Friday, 19 de April de 2024 ISSN 1519-7670 - Ano 24 - nº 1284

A poesia dos títulos

Manchetes e títulos de jornal, como eu disse semana passada, são poesia em prosa. Não só têm uma gramática e uma dicção distintas, mas também têm uma forma intensamente apertada e um conteúdo ainda mais apertado. Comparado a uma manchete, fazer um soneto é a maior moleza. Pelo menos era assim nos velhos tempos de meados do século 20, numa época anterior à CNN, à internet e ao Twitter, quando os jornais carregavam o peso de ter que transmitir os casos mais importantes do dia de maneira adequada e para registro.

Era uma época em que toda palavra escrita para um jornal era literalmente pesada, montada pelos operadores de linotipo a partir de pedações de chumbo de mais de dois centímetros, na gráfica. Era uma época em que a mera ideia de design de jornal teria sido ridicularizada e descartada como afetada. Não, jornais tinham paginação e layout, e não design.

Uma vez que o lugar da matéria no layout da página só poderia ser determinado quando a matéria estivesse escrita, o repórter não dava palpites sobre o título. Seria tarefa de um editor de texto – ou copidesque –, que primeiro faria a edição da matéria e depois escreveria um título para ela. E é aqui que entra a poesia. O título, como um todo, deve refletir com precisão a matéria que anuncia, tanto no conteúdo quanto no tom. Mesmo dentro do título, a linha de abertura deveria refletir, se possível, a principal preocupação da matéria. Quebras de linha na frase de abertura devem ocorrer como quebras naturais.

Focos de resistência

Fazer isso já é bem difícil, mas o pior ainda está por vir. Cada linha do tipo de título de que estou falando deve ter uma largura precisa. Naquela época, você não podia digitar um título em seu computador para ver se cabia. Você tinha que contar cada linha para ter certeza de que ela tinha a largura adequada para combinar com as outras.

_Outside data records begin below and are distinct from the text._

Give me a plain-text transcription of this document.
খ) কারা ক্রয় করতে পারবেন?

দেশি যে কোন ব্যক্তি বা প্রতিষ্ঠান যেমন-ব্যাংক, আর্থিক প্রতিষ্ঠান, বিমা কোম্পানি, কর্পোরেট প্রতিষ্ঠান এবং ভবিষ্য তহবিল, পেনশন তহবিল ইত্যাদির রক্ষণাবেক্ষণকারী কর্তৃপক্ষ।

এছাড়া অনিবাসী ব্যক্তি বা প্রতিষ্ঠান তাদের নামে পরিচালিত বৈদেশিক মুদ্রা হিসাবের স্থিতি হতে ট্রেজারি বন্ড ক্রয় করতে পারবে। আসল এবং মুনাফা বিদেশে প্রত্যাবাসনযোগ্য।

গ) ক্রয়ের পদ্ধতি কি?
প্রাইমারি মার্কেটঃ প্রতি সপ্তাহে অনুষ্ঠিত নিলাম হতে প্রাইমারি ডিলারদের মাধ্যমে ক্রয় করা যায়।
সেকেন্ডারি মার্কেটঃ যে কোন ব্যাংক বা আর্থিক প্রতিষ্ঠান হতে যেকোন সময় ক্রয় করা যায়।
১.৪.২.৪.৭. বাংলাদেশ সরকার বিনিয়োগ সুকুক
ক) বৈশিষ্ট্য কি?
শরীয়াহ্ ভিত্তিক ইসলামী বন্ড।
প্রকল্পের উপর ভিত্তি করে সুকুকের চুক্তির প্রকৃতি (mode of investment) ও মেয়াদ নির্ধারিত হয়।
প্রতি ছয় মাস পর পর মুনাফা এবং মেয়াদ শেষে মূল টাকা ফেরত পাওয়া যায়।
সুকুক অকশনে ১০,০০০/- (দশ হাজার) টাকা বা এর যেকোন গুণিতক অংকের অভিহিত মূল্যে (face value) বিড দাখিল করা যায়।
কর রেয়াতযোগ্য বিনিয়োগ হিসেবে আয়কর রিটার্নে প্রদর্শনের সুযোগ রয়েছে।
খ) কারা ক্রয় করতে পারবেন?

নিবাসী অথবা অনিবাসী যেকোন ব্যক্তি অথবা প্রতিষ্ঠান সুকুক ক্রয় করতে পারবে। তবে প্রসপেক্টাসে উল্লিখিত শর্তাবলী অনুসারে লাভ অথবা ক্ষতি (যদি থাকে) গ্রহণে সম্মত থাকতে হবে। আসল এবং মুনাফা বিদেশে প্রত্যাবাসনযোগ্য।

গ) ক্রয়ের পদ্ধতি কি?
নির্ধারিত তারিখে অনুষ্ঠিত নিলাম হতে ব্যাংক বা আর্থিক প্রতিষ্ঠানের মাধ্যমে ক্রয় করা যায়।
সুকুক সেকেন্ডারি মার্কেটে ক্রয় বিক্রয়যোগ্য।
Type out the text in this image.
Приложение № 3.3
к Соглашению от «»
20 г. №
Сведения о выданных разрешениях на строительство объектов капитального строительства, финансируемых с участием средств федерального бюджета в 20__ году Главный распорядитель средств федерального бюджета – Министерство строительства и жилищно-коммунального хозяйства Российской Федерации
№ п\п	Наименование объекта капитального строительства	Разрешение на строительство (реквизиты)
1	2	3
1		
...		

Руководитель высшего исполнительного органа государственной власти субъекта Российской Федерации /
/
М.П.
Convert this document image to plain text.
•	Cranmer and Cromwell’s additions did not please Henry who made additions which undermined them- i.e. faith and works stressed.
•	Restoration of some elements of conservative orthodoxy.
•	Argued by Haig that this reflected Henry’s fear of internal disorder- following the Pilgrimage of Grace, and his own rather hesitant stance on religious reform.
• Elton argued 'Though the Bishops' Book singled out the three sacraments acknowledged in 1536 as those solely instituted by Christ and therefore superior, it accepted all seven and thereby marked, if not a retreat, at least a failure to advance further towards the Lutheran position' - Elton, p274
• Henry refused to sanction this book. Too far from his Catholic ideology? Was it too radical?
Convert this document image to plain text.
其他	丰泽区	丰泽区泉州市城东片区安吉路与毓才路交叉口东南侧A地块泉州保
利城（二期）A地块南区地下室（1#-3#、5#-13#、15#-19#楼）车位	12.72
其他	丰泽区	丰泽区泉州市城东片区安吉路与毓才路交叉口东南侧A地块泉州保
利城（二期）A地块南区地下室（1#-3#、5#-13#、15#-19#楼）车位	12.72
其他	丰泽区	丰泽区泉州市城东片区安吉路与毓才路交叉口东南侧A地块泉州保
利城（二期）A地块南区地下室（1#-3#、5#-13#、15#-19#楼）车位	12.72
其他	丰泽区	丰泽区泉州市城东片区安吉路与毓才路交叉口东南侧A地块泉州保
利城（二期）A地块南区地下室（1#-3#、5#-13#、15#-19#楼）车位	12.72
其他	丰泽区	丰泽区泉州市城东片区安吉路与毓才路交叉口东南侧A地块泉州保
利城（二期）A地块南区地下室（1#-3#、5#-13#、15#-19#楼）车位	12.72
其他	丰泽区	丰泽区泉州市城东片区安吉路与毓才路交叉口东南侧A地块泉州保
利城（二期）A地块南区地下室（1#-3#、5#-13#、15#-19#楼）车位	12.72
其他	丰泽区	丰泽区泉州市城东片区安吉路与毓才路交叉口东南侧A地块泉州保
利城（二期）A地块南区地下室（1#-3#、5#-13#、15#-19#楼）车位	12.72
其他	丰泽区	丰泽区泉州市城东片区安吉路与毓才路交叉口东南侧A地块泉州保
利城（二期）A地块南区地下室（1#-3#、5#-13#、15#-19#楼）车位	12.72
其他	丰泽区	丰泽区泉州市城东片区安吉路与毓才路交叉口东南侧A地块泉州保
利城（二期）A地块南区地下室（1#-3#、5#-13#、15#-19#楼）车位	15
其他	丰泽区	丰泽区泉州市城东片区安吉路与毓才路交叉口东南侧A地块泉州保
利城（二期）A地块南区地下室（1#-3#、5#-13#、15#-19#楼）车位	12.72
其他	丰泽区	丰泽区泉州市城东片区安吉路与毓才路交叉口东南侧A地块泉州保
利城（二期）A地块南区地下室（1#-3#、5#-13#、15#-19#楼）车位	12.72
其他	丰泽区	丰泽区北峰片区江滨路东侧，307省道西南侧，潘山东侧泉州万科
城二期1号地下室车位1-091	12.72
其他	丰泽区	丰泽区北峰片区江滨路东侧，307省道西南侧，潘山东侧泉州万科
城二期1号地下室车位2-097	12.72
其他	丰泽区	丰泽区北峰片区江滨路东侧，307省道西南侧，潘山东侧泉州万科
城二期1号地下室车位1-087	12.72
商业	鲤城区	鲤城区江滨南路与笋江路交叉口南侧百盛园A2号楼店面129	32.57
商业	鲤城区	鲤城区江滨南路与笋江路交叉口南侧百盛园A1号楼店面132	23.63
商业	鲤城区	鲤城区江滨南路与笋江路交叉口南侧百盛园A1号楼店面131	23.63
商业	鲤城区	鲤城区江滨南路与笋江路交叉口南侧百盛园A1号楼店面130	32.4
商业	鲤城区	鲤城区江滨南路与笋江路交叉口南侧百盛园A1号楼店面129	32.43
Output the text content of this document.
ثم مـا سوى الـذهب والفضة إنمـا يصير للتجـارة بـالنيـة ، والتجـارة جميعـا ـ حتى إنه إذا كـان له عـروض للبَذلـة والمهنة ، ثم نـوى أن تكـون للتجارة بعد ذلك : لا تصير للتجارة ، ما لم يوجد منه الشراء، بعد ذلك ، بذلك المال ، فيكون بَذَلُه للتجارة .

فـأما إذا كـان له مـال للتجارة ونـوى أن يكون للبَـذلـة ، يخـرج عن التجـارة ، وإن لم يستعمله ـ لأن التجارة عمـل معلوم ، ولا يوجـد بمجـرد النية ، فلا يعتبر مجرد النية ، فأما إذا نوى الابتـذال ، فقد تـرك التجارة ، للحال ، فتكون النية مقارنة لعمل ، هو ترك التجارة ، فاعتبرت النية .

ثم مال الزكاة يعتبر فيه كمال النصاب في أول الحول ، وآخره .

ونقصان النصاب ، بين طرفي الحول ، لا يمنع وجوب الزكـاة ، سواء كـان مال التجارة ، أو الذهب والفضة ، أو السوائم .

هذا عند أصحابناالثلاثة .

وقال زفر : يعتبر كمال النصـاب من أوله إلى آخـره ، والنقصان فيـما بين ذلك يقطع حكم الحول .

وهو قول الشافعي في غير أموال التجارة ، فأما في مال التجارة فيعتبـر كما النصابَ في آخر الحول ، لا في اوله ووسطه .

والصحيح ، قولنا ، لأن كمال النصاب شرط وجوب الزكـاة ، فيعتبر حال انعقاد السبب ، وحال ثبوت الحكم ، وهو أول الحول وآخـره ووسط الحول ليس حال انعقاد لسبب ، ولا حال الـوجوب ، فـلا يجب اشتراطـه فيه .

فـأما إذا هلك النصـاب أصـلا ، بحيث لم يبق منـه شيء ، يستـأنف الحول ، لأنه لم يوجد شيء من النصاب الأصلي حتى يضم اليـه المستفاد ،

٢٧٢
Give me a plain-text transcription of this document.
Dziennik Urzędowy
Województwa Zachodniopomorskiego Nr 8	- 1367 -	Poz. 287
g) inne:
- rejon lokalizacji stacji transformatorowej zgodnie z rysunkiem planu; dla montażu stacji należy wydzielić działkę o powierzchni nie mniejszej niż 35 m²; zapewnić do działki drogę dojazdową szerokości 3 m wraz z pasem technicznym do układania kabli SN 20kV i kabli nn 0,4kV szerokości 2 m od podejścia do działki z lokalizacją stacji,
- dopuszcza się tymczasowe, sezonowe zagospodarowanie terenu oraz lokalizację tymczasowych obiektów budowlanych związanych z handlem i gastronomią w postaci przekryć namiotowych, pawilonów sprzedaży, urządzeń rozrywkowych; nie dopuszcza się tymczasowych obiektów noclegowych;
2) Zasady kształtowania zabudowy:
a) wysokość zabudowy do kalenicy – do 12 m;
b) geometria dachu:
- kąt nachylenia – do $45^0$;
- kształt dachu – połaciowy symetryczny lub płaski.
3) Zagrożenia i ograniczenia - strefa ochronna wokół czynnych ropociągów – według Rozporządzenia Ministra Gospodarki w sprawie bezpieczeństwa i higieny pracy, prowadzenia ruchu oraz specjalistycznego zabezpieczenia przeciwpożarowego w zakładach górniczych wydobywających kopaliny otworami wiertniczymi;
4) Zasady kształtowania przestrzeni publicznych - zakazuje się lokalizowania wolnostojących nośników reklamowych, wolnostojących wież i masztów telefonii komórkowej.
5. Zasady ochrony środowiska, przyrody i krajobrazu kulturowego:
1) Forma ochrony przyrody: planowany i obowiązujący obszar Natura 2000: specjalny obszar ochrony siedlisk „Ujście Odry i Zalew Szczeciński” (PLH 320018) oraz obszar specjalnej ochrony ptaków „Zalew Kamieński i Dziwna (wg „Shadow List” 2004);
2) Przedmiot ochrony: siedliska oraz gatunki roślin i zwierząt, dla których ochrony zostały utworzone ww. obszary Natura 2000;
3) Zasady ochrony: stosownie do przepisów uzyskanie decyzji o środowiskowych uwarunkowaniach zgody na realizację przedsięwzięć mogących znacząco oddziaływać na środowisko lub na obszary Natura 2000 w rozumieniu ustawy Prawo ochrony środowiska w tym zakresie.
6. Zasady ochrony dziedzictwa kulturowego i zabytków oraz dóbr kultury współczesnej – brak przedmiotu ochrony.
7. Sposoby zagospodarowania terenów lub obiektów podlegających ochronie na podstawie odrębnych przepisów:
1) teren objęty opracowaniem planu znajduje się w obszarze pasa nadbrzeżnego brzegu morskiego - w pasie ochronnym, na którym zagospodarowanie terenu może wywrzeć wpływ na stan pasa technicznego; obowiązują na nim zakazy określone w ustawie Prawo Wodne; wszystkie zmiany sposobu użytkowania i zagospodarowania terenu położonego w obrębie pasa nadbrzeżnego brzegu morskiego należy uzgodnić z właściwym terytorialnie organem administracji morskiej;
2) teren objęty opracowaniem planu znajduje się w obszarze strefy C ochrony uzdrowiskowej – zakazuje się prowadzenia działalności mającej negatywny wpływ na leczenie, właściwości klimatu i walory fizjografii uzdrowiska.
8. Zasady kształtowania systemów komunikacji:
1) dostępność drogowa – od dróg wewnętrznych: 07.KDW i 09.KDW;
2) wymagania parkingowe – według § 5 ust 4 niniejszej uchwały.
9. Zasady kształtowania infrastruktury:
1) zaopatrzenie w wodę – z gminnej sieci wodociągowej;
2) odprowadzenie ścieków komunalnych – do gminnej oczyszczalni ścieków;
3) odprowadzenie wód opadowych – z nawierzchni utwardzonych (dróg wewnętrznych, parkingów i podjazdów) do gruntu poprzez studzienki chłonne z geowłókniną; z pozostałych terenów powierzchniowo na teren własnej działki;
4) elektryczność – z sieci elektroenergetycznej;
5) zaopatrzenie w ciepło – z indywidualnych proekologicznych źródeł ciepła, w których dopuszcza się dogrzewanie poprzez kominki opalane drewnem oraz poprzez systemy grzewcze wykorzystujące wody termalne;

As regras para fazer a contagem de toques são as seguintes:

>> Todas as letras em caixa baixa contam 1, exceto l, i, f e t, que contam ½, e m e w, que contam 1 ½.

>> Todas as letras em caixa alta contam 1 ½, exceto I, que conta ½, e M e W, que contam 2.

>> Todos os sinais de pontuação contam ½, exceto travessão, ponto de interrogação, cifrão e sinal de percentual, que contam 1.

>> Os números contam 1, assim como os espaços (que podem ser “esticados” para 1 ½ ou “espremidos” para ½).

Devemos reconhecer que, mesmo naquela época, muitos títulos não eram compostos com a largura exata, assim como muitos poetas escreviam em verso livre, desobrigando-se da métrica. Mas ainda hoje há alguns focos de resistência. Veja esta manchete de primeira página do New York Times:

OBAMA SEEKING
TO BOOST STUDY
OF HUMAN BRAIN

(OBAMA PROCURA
INCENTIVAR ESTUDO
DE CÉREBRO HUMANO)

Tanto na fonte original quanto no estilo, cada linha se adapta com precisão à sua largura de uma coluna.

Um exemplo perfeito

Mas veja você mesmo como é difícil compor um título. Este é um exemplo tirado de um livro maravilhosamente exigente, News Editing, de Bruce Westley, publicado em 1953. Baseia-se na seguinte matéria, enviada por telegrama:

“Washington, 2 de maio – Prosperidade crescente da Irlanda suspende hoje ajuda do Plano Marshall.

A administração de cooperação econômica (ECA, por sua sigla em inglês) anunciou o fim do programa com o consentimento do governo irlandês.

‘Em decorrência do progresso da Irlanda sob o Plano Marshall’, disse a ECA, ‘a economia irlandesa provavelmente está melhor do que nunca em sua história’.”

Westley queria duas linhas, de 17 a 18 toques. O título original do telegrama (“Ireland, growing prosperous, had its Marshall Plan aid suspended today”) era muito longo (linhas de 23 e 27 ½ toques, respectivamente). O título foi:

Ireland, Prosperous, Has Marshall Plan Aid Suspended

(Próspera, Irlanda suspende ajuda do Plano Marshall)

Ele teve que reescrever quatro vezes, mas acabou conseguindo duas linhas (18 ½ e 17 toques) que resumiam a matéria com precisão. Será que você consegue fazer um título tão bom quanto o dele?